On Feb. 11, U.S. Judge Victor Marrero approved a merger between T-Mobile and Sprint. This decision will alter the wireless industry as four wireless giants will now reduce to three (Verizon, AT&T, and T-Mobile).
Talks of a deal between T-Mobile and Sprint began in 2013 and rose up again in 2017, but were to no avail. In 2018, the two companies reached an agreement for a deal worth $26.5 billion that would allow T-Mobile to increase to a size closer to Verizon and AT&T by merging with Sprint.
While the U.S. Justice Department and Federal Communications Commission approved the deal last year, 13 states and the District of Columbia were against the merger, citing that it would stifle competition. As a result, the merger went to trial in December.

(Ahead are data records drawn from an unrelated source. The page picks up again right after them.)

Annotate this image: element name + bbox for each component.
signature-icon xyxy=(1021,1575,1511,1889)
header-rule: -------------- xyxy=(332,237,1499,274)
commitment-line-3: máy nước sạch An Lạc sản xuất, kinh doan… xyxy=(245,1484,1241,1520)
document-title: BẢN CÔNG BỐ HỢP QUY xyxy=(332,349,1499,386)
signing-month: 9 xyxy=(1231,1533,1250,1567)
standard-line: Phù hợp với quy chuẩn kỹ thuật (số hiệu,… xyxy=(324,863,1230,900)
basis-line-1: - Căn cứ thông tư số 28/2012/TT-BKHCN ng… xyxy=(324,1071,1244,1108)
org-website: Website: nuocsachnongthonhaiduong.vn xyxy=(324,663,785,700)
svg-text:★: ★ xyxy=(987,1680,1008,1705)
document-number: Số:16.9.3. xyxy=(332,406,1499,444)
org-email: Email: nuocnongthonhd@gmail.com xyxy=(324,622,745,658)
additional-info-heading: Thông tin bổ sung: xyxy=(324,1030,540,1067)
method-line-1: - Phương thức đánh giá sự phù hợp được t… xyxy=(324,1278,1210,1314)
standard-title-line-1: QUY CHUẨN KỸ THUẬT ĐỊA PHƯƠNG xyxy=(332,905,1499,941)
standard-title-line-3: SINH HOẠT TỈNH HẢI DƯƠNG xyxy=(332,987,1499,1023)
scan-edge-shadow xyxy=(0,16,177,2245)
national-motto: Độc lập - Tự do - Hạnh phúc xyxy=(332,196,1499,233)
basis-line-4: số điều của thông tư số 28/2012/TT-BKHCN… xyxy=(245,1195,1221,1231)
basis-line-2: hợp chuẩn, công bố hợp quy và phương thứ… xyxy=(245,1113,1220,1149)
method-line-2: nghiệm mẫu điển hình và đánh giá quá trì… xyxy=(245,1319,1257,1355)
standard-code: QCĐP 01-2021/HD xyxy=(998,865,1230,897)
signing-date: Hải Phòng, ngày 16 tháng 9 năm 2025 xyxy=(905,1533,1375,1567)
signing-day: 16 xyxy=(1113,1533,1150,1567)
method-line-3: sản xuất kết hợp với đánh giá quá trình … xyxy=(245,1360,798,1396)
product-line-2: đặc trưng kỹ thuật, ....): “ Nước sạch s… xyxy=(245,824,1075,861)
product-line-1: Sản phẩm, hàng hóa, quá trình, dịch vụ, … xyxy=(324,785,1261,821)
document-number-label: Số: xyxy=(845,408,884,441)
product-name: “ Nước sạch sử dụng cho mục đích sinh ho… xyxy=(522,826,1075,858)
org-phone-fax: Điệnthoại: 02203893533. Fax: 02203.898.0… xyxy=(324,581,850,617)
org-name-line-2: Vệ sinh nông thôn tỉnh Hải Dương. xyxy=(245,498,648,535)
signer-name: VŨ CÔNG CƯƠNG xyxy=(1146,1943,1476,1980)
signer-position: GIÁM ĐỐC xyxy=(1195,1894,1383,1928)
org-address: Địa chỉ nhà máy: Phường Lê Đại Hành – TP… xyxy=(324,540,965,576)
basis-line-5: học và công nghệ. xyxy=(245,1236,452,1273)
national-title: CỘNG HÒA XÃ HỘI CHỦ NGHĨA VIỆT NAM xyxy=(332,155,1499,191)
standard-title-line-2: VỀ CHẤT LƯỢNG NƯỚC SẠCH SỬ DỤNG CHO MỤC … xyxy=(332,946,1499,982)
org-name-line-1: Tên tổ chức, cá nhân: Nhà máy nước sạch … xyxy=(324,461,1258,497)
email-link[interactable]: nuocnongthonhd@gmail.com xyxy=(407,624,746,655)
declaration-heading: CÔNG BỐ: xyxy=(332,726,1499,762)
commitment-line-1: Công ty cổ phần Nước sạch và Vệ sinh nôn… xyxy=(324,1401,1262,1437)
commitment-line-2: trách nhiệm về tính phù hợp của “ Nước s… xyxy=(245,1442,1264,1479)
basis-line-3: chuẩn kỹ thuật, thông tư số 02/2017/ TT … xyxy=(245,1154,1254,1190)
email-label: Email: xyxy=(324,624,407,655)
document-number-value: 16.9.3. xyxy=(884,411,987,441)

Sprint had been falling behind the other three wireless giants and was making its best effort to keep up with the competition, providing support for the merge. Additionally, the merger would allow a new wireless company, Dish Network Corp., to join the industry and create more competition. These reasons incited Judge Marrero to approve the merger, which includes that Sprint must give around nine million of its customers to Dish Network.
T-Mobile’s merger with Sprint will allow the merged company to attain Sprint’s resources such as radio licenses, so customers can have higher speed and better quality internet service. Additionally, T-Mobile will acquire Sprint’s range of coverage, so it can help more rural areas attain better cell service.
While some agree with Judge Marrero’s decision, others view the merger as harmful since control of an industry by fewer companies may reduce competition and innovation as well as make it easier for the companies to take advantage of consumers and workers. The states against the deal maintain that mergers happen far too easily, and therefore may appeal the ruling.
The overall effects of T-Mobile’s new merger on the industry and on competition are to be discovered in the future. In the meantime, Dish Network remains far behind the three wireless giants.